An Exchange Traded Fund (ETF) is an asset designed to track a particular segment of the market, or less common, a particular investing strategy (for example, dividend investing, momentum investing, contrarian investing, etc.).
There are ETFs composed of all stocks in particular segments of the market such as the biotechnology industry, the real estate industry, oil and gas, mining, etc.
There are ETFs that enable you to invest in the entire large, mid and small capitalization segments of the market; such as the SPDR S&P 500 ETF for the large cap, the iShares S&P U.S. Mid-Cap Index ETF for the mid cap, and the iShares S&P Small-Cap 600 UCITS ETF for the small cap. There are also bond ETFs that offer specific exposure to segments of the fixed income market.

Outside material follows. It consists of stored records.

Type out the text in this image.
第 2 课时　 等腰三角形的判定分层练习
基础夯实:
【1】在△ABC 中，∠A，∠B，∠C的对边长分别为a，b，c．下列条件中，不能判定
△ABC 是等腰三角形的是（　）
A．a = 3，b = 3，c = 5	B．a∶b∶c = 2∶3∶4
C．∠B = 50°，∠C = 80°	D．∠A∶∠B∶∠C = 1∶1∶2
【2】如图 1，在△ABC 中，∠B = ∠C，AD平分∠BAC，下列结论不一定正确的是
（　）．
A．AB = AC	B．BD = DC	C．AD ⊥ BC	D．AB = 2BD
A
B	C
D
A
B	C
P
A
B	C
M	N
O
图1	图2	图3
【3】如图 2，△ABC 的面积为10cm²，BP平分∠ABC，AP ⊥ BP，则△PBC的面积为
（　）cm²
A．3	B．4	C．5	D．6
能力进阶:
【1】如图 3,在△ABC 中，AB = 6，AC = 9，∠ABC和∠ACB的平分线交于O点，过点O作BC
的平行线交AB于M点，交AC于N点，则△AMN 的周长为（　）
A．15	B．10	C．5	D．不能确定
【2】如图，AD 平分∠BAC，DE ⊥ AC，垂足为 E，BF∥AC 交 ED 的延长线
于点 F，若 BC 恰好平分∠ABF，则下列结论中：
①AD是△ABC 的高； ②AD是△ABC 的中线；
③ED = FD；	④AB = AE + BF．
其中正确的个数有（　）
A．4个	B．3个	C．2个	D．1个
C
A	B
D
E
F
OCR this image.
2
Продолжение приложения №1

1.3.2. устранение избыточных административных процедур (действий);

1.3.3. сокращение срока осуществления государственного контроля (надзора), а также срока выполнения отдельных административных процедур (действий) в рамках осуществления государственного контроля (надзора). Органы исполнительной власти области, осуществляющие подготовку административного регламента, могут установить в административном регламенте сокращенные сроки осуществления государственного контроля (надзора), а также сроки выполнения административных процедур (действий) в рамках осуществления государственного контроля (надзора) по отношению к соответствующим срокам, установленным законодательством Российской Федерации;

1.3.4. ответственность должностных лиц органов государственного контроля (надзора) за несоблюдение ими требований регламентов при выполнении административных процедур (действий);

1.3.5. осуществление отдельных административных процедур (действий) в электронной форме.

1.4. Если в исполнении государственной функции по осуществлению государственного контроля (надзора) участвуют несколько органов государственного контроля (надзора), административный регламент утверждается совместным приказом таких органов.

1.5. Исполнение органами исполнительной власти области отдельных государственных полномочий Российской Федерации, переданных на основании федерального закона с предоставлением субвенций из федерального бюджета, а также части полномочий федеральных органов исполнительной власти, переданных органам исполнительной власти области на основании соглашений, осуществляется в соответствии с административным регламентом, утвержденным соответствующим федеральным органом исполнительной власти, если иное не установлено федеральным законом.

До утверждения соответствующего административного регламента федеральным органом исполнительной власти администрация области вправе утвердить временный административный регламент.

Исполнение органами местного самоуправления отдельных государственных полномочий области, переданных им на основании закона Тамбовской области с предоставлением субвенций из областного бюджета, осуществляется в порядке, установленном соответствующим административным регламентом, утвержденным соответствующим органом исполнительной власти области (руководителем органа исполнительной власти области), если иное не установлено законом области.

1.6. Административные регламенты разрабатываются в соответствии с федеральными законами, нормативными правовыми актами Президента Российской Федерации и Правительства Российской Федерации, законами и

When you purchase an equity ETF, you are buying a "package" that is made up of all the stocks that trade in that industry or segment of the market. Since no one picks these stocks, the "package" is cheap to assemble and can be offered cheaply to investors. The drawback of ETFs is that no one weeds out the companies that perform poorly and there are no personalized ETFs. On the other hand, there is considerable evidence from academic research that broadly diversified ETF portfolios like the S&P 500 outperform many active stock pickers after expenses. This is particularly true of hedge funds with their 2 and 20 percent fees.